Estaba más preocupado por mí que yo. Había perdido todo mi poder para pensar y ser racional. Mi cerebro generalmente agudo había dado un vuelco y todo en lo que podía pensar era en un Maharaja Mac… seguido de un ataque de llanto al pensar en las calorías que contenía.
Pratim le indicó al cocinero que preparara comida saludable y me animó a hacer ejercicio con regularidad. También comenzó a regresar temprano del trabajo y trató de sacarme a caminar, pero yo estaba decidido a sabotear todos sus esfuerzos. Todas nuestras supuestas caminatas de tres kilómetros terminarían abruptamente conmigo llorando después de apenas 300 metros y los fuertes brazos de Pratim llevándome de regreso a casa. Incluso gastó sus ahorros en una caminadora para animarme. Todas las noches antes de irnos a dormir, me aseguraba que me amaría aunque pesara 100 kilos. De alguna manera, esto solo empeoró mi miedo.
Después de seis meses de inutilidad, una noche llegó a casa con un folleto rosa. Estaba convencido de que sería otra farsa y decidí ignorarlo. Sin embargo, estaba decidido a que esta era la solución ya que su colega había perdido saludablemente unos 6 kilos en un mes. En una alegre noche de domingo, llevó a su novia de aspecto pálido, cuyos brazos mostraban cortes como resultado de la depresión, al club de observadores de peso.

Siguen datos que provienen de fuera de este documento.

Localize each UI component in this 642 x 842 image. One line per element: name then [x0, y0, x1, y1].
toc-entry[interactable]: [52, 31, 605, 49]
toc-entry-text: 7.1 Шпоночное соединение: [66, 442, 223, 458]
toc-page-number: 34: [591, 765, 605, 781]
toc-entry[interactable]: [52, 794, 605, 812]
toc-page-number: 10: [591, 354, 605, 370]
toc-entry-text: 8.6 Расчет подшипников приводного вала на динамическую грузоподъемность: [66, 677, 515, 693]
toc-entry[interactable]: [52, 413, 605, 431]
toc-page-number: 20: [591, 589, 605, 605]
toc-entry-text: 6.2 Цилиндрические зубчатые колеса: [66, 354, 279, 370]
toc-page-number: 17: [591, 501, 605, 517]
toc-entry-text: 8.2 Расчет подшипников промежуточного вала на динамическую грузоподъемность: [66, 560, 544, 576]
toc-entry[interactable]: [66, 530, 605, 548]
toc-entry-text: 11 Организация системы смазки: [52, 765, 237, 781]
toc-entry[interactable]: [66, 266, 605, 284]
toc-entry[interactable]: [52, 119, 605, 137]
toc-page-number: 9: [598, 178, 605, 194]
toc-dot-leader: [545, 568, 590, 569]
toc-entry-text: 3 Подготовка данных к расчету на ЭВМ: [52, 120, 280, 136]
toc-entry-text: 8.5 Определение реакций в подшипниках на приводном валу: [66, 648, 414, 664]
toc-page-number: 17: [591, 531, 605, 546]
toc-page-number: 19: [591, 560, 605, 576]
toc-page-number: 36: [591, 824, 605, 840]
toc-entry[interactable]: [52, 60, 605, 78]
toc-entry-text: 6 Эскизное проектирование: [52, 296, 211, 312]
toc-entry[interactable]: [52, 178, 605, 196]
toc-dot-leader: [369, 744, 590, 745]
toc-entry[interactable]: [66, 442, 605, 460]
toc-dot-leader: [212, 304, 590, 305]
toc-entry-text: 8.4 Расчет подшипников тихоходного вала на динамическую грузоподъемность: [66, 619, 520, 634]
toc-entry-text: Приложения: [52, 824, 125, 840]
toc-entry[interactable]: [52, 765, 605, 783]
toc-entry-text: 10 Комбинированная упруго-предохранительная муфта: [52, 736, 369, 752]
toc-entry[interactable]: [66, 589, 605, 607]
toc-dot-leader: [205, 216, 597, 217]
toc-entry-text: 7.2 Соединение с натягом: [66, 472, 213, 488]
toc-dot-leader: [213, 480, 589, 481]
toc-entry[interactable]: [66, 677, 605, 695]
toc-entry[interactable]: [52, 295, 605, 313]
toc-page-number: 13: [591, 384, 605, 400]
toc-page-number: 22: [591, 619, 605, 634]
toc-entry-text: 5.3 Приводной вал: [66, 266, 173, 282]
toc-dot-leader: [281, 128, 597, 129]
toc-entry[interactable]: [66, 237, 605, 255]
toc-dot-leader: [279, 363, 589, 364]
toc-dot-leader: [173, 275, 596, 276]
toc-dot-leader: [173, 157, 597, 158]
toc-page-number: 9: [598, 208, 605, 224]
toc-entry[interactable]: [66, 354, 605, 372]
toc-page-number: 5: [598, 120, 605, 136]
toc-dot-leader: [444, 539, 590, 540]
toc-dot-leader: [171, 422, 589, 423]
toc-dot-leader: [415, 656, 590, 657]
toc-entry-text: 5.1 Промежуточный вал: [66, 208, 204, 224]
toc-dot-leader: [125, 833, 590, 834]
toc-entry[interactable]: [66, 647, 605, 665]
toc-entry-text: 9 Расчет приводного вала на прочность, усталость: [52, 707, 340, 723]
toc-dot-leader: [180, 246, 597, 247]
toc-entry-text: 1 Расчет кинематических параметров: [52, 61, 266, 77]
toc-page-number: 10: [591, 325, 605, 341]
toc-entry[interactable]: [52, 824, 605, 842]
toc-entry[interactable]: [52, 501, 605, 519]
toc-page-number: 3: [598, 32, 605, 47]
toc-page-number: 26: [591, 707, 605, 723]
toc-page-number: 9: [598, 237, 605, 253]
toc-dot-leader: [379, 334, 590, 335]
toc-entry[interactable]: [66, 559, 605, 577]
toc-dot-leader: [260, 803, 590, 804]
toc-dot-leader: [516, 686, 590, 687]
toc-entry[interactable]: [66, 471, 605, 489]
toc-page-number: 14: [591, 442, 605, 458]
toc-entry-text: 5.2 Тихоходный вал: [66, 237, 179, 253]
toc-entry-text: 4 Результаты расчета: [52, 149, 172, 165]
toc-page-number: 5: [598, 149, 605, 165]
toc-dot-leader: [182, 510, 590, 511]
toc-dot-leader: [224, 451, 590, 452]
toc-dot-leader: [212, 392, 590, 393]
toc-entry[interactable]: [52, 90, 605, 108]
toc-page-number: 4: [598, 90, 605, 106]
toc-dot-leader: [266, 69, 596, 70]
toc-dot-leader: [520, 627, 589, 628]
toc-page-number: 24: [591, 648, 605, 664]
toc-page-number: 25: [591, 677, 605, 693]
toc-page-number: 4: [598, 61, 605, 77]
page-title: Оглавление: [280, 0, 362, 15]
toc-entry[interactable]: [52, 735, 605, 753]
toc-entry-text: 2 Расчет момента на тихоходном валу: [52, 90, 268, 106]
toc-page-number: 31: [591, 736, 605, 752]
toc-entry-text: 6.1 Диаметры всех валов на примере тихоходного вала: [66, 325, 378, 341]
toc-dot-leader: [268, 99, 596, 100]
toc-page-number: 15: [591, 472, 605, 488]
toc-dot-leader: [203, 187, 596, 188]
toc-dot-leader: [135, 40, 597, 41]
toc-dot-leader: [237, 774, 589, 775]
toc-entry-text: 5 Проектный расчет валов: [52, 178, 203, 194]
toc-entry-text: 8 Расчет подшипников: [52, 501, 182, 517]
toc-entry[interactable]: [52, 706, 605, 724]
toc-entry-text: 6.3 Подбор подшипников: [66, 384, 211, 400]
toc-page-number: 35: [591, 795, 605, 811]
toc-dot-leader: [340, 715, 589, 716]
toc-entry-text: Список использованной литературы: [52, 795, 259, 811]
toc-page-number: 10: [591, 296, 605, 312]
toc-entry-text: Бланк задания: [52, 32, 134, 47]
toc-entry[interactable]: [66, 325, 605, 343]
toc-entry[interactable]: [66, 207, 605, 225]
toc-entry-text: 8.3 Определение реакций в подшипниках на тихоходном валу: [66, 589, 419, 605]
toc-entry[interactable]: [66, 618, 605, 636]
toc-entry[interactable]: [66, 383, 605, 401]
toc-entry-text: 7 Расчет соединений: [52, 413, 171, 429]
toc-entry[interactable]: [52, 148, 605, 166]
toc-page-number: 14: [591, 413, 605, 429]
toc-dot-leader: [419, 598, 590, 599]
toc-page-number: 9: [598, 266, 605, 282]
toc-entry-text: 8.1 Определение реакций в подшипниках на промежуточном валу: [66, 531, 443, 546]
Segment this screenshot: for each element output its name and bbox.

Dentro de una habitación espaciosa había personas de todas las formas, tamaños y edades. Algunos eran calvos y gordos, mientras que otros eran adolescentes delgados como palos. Nos entregaron tablas, que asignaban estrellas a cada alimento posible. Nos dijeron que nuestras comidas no podían superar las 18-20 estrellas. Una manzana equivalía a tres estrellas mientras que un trozo de chocolate valía siete. Supuse que una rebanada de pizza me costaría la galaxia entera.

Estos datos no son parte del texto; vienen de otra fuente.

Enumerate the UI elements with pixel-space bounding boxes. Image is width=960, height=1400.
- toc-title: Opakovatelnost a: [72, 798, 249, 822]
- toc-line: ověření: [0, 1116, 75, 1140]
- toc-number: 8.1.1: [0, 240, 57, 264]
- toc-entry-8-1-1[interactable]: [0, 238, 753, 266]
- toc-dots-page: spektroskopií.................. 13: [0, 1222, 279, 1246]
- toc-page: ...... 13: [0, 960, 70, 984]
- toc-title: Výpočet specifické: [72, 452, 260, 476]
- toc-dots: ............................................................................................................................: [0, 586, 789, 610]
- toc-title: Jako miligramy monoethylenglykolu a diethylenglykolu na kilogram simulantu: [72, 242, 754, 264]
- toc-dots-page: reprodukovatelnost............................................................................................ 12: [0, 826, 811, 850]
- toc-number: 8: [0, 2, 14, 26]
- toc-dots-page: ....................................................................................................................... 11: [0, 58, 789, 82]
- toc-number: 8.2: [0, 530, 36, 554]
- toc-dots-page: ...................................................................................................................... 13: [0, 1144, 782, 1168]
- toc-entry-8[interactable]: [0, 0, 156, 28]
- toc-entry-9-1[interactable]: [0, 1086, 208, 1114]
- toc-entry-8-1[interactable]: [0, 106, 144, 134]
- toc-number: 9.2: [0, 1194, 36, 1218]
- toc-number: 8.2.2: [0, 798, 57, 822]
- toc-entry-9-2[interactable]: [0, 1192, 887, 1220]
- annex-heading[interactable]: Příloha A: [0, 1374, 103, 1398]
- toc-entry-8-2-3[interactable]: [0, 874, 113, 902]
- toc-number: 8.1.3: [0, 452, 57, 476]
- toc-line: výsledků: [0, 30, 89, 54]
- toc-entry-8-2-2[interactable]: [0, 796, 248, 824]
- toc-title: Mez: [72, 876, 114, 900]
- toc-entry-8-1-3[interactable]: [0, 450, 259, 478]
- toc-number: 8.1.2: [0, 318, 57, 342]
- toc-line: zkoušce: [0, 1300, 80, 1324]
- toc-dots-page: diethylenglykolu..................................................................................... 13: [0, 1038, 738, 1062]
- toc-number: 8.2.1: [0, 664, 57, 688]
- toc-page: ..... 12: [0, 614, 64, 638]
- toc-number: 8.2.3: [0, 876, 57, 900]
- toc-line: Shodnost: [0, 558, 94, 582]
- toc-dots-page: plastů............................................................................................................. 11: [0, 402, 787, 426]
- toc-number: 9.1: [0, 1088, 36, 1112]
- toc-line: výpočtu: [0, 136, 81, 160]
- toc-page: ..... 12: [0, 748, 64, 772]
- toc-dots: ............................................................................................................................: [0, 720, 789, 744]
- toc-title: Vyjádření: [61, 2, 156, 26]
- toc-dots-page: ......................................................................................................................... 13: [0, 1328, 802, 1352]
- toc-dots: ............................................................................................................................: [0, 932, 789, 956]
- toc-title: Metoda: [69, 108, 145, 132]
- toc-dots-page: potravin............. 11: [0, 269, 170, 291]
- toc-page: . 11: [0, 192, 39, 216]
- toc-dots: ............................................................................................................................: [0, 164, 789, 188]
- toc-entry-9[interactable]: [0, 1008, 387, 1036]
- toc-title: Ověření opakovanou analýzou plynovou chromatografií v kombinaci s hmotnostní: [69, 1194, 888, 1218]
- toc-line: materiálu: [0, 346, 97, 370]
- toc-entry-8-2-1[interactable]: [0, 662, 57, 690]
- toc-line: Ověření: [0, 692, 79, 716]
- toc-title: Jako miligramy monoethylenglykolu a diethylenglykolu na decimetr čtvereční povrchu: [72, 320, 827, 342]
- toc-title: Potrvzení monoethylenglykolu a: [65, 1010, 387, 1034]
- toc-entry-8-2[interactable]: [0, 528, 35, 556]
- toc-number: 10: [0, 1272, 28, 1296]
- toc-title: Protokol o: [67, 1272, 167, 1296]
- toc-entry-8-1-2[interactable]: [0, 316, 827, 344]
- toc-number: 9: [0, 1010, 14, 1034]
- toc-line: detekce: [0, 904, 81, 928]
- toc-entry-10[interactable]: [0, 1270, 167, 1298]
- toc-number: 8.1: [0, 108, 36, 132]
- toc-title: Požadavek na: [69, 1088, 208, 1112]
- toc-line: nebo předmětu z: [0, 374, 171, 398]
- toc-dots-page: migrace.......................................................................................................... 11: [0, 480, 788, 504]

Con él constantemente a mi lado, vigilando mi ingesta de alimentos e incorporando lentamente regímenes de ejercicios en mi horario, comencé a perder algo de flacidez. Nunca faltó un día al club de observadores de peso donde apreciamos a todos los que habían perdido algunos kilos y jugamos juegos interactivos. Sostuvo mi mano mientras caminábamos de regreso todos los días.
En dos meses había perdido unos siete kilos, lo que era suficiente para mí. Más que el peso que había perdido, fue él sacándome del laberinto de pesimismo y abatimiento en el que me había atrapado, lo que encontré más satisfactorio.